Поппи списывала угрюмость и раздражительность Ральфа на то, что он вынужден жить в ненавистной ему стране. До тех пор пока месяц назад не нашла эту записку. В тот день внезапно полил сильный дождь. Поппи кинулась спасать сохнущее на веревке белье и схватила первое попавшееся под руку пальто. Это оказалось старое черное пальто Ральфа. Выбегая в сад, она непроизвольно сунула руки в карманы и нащупала смятый клочок бумаги. Поппи развернула его, ожидая увидеть… ну, например, рецепт.
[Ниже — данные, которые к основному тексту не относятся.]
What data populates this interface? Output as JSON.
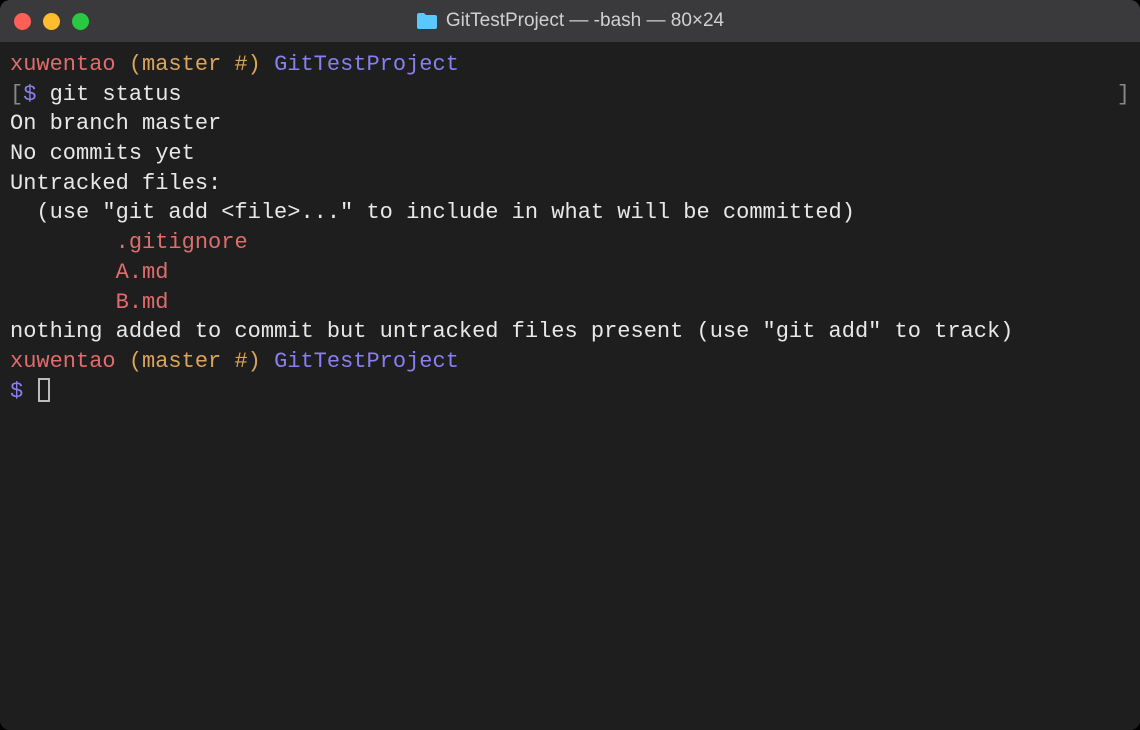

Или театральный билет. Но уж никак не любовную записку.
Она помнила, как стояла в саду, и дождь размывал синие буквы. Через пару минут уже нельзя было прочесть ни слова. Но каждое из них она запомнила навсегда.
«Милый Ральф — ты еще по мне не соскучился?
Первой ее мыслью было — как все это банально. Любовная записка в кармане пальто. Как заурядно. И это Ральф, который гордился своей оригинальностью!.. Потом, когда душевная боль начала нарастать, она попыталась убедить себя в том, что ошибается. Что это записка от приятеля. Что в ней нет ничего компрометирующего. Но ей это не удалось.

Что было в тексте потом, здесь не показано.